WI players must pay
Where is the cash-strapped West Indies going to find that money if India follow up with their demand of some US$42 million, and how are they going to cope with the projected loss of income from the absent tours involving India?
The answers are anybody's guess. Maybe they can look to the International Cricket Council for help.
The tour of India was called off not so much because of any fault of the WICB, but through the stupid and drastic action of Dwayne Bravo and the players.
The players may have had a grouse, but whatever it was, it was with the West Indies Players' Association (WIPA), their own association.
The players simply refused to play, and it obviously mattered nothing to them how their action would have affected the board, including financially.
It simply did not matter to them how it would have affected the relationship between the West Indies and India; it simply did not matter to them how it would have affected their own relationship with the Indian Premier League; and most important, it simply did not matter to them what India, the rulers of world cricket, thought about the whole situation, about West Indies cricket abandoning its international obligations.
Their action was, simply put, confrontational.
The players' focus was, as it has been over the years, on money, and as it has been in recent years, entirely on money, and what they consider their own money.
Nothing else mattered to them. It was simply selfish and greedy.
It mattered little to them that West Indies cricket had little or no money, that barring a few, and with the exception of Shivnarine Chanderpaul and Chris Gayle, West Indies cricketers, at this stage, are ordinary, that West Indies cricket is only above Bangladesh and Zimbabwe, and that the West Indies, like most of the world, planned to live off India over the coming years.
That was why, or maybe that was why, the West Indies, along with all the others, excepting South Africa, voted recently for India, England and Australia to control world cricket and to give them tours involving India, and money, plenty of money.
Back in the West Indies, there was a great show of disappointment and embarrassment, many views were varied, but mostly the people blamed the players for what happened.
To the people, the players could have played cricket and then deal with their problems when they returned home at the end of the tour.
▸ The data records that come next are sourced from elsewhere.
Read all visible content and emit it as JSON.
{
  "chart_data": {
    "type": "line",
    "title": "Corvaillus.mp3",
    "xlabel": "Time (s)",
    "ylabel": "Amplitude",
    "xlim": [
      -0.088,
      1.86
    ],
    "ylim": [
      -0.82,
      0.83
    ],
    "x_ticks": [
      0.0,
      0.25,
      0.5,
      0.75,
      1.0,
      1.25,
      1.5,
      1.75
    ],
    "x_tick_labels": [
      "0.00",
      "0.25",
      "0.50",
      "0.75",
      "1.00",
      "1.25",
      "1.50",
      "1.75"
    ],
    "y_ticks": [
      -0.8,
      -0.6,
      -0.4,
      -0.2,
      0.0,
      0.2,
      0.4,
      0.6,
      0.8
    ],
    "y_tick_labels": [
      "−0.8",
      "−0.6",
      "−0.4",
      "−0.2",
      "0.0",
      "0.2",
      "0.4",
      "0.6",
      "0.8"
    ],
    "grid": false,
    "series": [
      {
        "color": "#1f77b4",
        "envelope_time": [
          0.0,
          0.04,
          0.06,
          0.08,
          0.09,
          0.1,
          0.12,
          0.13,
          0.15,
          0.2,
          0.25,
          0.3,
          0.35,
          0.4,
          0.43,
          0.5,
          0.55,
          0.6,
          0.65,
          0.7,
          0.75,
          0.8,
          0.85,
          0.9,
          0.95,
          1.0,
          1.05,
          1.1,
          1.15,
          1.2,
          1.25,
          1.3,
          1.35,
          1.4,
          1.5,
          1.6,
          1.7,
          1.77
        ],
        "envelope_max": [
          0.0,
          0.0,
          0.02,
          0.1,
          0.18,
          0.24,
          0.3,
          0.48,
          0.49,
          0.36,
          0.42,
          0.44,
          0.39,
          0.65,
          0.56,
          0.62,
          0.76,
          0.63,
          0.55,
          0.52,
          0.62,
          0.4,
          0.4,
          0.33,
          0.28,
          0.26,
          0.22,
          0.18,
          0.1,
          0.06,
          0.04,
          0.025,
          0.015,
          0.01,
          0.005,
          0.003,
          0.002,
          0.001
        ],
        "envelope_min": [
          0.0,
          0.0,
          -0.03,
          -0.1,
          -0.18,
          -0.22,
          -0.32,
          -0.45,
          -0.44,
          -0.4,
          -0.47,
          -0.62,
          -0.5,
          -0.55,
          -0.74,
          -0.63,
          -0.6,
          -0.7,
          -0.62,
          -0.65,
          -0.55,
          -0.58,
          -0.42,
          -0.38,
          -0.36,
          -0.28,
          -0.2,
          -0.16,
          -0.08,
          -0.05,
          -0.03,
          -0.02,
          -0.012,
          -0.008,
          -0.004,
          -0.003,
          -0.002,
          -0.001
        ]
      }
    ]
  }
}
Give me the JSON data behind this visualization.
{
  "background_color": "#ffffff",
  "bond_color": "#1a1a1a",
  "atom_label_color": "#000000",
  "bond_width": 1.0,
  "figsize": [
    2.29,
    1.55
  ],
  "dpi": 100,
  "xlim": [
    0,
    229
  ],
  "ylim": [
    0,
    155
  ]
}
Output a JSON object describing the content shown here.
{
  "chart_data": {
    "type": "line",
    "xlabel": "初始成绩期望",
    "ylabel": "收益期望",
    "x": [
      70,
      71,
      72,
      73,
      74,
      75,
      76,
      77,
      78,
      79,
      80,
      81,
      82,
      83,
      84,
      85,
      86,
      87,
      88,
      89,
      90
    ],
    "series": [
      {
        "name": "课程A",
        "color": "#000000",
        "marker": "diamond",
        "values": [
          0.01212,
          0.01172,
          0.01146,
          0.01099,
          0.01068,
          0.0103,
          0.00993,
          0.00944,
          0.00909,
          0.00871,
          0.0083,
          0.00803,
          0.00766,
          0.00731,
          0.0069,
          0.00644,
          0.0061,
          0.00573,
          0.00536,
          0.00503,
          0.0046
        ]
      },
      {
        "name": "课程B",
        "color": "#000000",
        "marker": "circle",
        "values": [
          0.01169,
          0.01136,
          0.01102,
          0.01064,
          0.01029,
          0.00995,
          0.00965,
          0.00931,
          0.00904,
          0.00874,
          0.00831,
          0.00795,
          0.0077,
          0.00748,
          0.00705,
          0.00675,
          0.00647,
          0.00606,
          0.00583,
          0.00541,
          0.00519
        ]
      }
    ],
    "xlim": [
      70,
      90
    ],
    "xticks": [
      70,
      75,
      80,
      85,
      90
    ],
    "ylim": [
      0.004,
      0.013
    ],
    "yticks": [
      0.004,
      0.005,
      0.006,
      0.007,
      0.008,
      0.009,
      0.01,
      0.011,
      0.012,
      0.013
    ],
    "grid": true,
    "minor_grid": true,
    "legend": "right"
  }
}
But the players, like president Dave Cameron - who snubbed the Board of Control for Cricket in India - decided not to bow. They held their lines, both sides figuring that they had been that way before and the result was that there was no cricket.
The governments of the Carib-bean, led by Dr Ralph Gonsalves and Dr Keith Mitchell, got involved, a suggestion to find funding for West Indies cricket has been made for the umpteenth time, a task force has been named and Caribbean cricket fans wait with bated breath for a solution.
If things go the way they have gone before, however, if CARICOM and the task force behave the way they have done in the past, it will be all a glorious waste of time and money.
These bodies or commissions, whoever sets them up, or selected them, have all tended to be the same. They have always found the "road map" for West Indies cricket, they have always supported the players, they have always found ways to excuse their behaviour and the players always end up with more money or whatever.
Maybe that was why they kept asking for more or threatening to go on strike, maybe that is why the West Indies have been forced to play with below standard players on so many occasions, and maybe that is why West Indies cricket is where it is at this time.
Already, the meeting in Port-of-Spain last week, the meeting that was called by Dr Gonsalves and Dr Mitchell and was attended by Cameron, Hinds, Bravo and Denesh Ramdin, claim it has "created a road map for the way forward".
The road map includes the non-victimisation of all the players involved in the strike which embarrassed the West Indies in India, and that means that they all should be available for the tour of South Africa to come.
First, can South Africa really believe that all will be well even if the players agree to tour, or will something else pop up one day while Dale Steyn is running in to bowl?
I do not believe that.
Second, there should be no talk of victimisation here. The victims are West Indies cricket and the West Indian people, not Dwayne Bravo, not Test captain Denesh Ramdin - who was in India, not T20 captain Darren Sammy - who was also in India, and most if not all of the players who were in India.
US$42 million loss
What I do believe, however, is that if these players, if Dwayne Bravo and company are allowed to get away after embarrassing West Indies cricket the way they did in India, after the way they did it with the players lining up beside him as a sign of unity against the WICB at the toss in the last match, and after maybe costing the West Indies an estimated US$42 million for losses on the tour, and losing many, many millions of dollars for future tours money, something is wrong, very wrong with the way West Indies do things.
If because of Dr Gonsalves and Dr Mitchell, Cameron, and Hinds the players are allowed to escape any form of punishment, then the two politicians should foot the bill for the loss involving the tour and for the projected losses from future tours involving India, and Cameron and Hinds, despite their good intentions in attempting to level the playing field in West Indies cricket, should step down.
The players and the captains cannot be allowed to take on their own association and the board, call off a tour, cost the board so much money, money they cannot afford, and then simply say, after a few days rest, they are ready to play, to earn more money and are allowed to do so.
A few more things.
Does West Indies cricket mean West Indies Test cricket only?
Does the money in West Indies cricket belong to the Test players only?
And does WIPA represent the West Indies Test players only, or do they represent, equally, all first-class players in the West Indies?